The town obtained aquifer protection, underground storage facility, pollution discharge elimination systems, water storage and right-of-way permits from various state agencies for building the basins. It also was required to comply with Federal Emergency Management Agency and U.S. Army Corps of Engineer regulations.

"We completed a complex permitting process that required four years of work," Munderloh added. "These processes are in place to guarantee that the recharged water is treated to established environmental standards."

The Arizona Department of Water Resources administers a permit that requires ongoing monitoring to make sure the project meets state laws. The Arizona Department of Environmental Quality ensures that reclaimed water will not harm water quality.

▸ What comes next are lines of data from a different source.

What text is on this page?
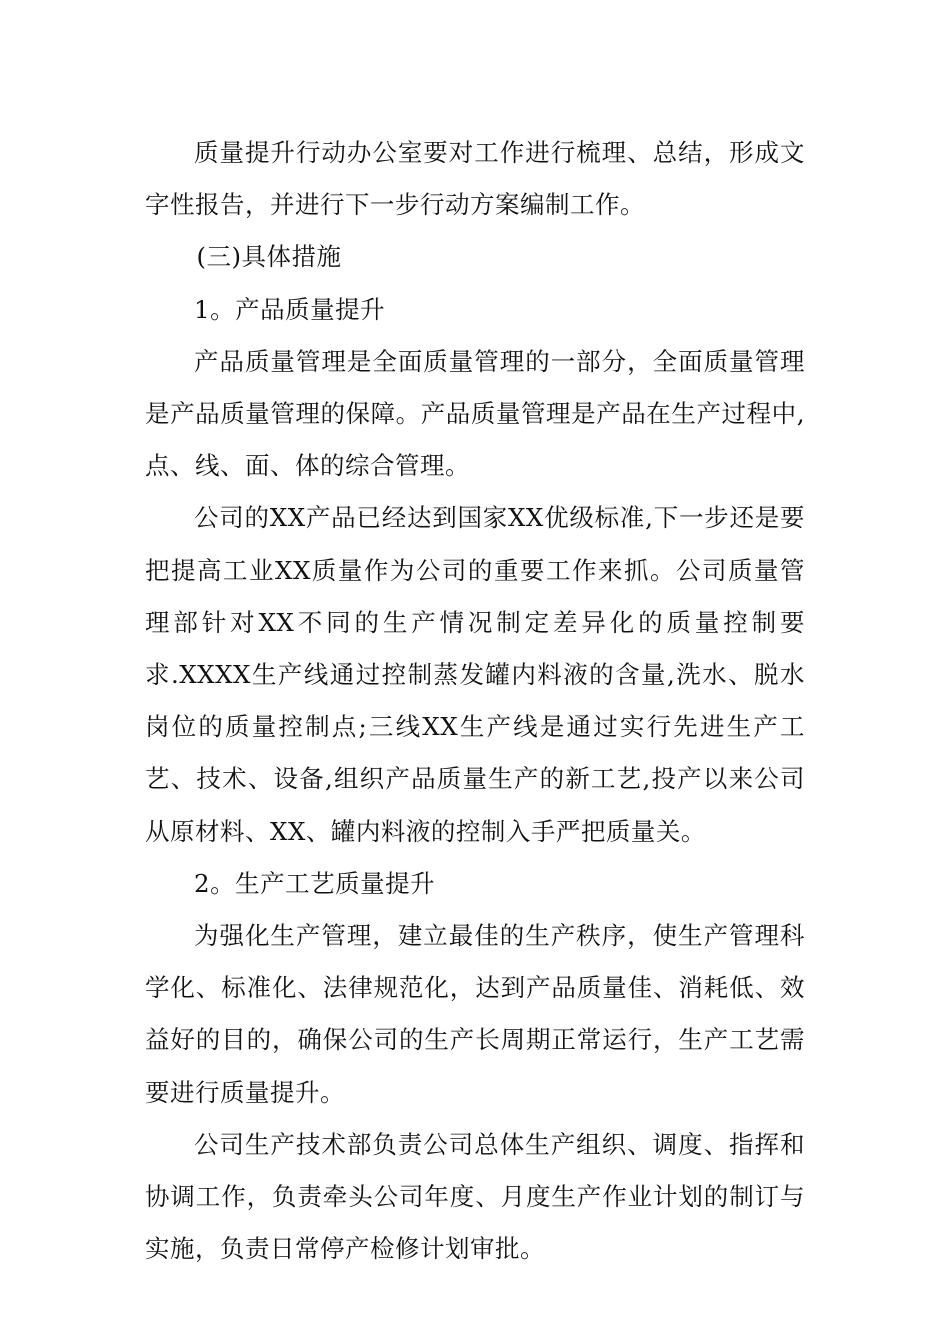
质量提升行动办公室要对工作进行梳理、总结，形成文字性报告，并进行下一步行动方案编制工作。

(三)具体措施

1。产品质量提升

产品质量管理是全面质量管理的一部分，全面质量管理是产品质量管理的保障。产品质量管理是产品在生产过程中,点、线、面、体的综合管理。

公司的XX产品已经达到国家XX优级标准,下一步还是要把提高工业XX质量作为公司的重要工作来抓。公司质量管理部针对XX不同的生产情况制定差异化的质量控制要求.XXXX生产线通过控制蒸发罐内料液的含量,洗水、脱水岗位的质量控制点;三线XX生产线是通过实行先进生产工艺、技术、设备,组织产品质量生产的新工艺,投产以来公司从原材料、XX、罐内料液的控制入手严把质量关。

2。生产工艺质量提升

为强化生产管理，建立最佳的生产秩序，使生产管理科学化、标准化、法律规范化，达到产品质量佳、消耗低、效益好的目的，确保公司的生产长周期正常运行，生产工艺需要进行质量提升。

公司生产技术部负责公司总体生产组织、调度、指挥和协调工作，负责牵头公司年度、月度生产作业计划的制订与实施，负责日常停产检修计划审批。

Prescott Valley Mayor Harvey Skoog said the new basins will significantly increase the amount of recharge credits that the town can accumulate. Recharge credits are like a bank account for water using the aquifer as a vault.

"Water supplies are extremely important to the town, and by putting water back into the ground we come one step closer to meeting our water management goal of safe yield," he said.

Safe Yield is reached when groundwater withdrawals equal water going back to the aquifer through natural and artificial recharge processes.

Munderloh said using recharge facilities is included in ADWR's fourth water management plan for the Prescott Active Management Area.

The town will build additional basins as needed, he said, anticipating it will build all three phases of the advanced treatment facility in seven to 10 years. Final recharge capacity is estimated at 4,200 acre-feet of water per year.

The U.S. Bureau of Reclamation's Phoenix Field Office also recently notified the town that it will receive $20,990 in second-year grant money for automating irrigation systems at town parks.

Year-two grant money will pay for installing computerized controls for Granville, Tonto South, Pronghorn, Quailwood, George Anderson and CASA Parks. With the first year grant, the town installed computerized controls at Mountain Valley, Antelope, Tonto North, Sunflower, Viewpoint, Fain and the Community Center Parks.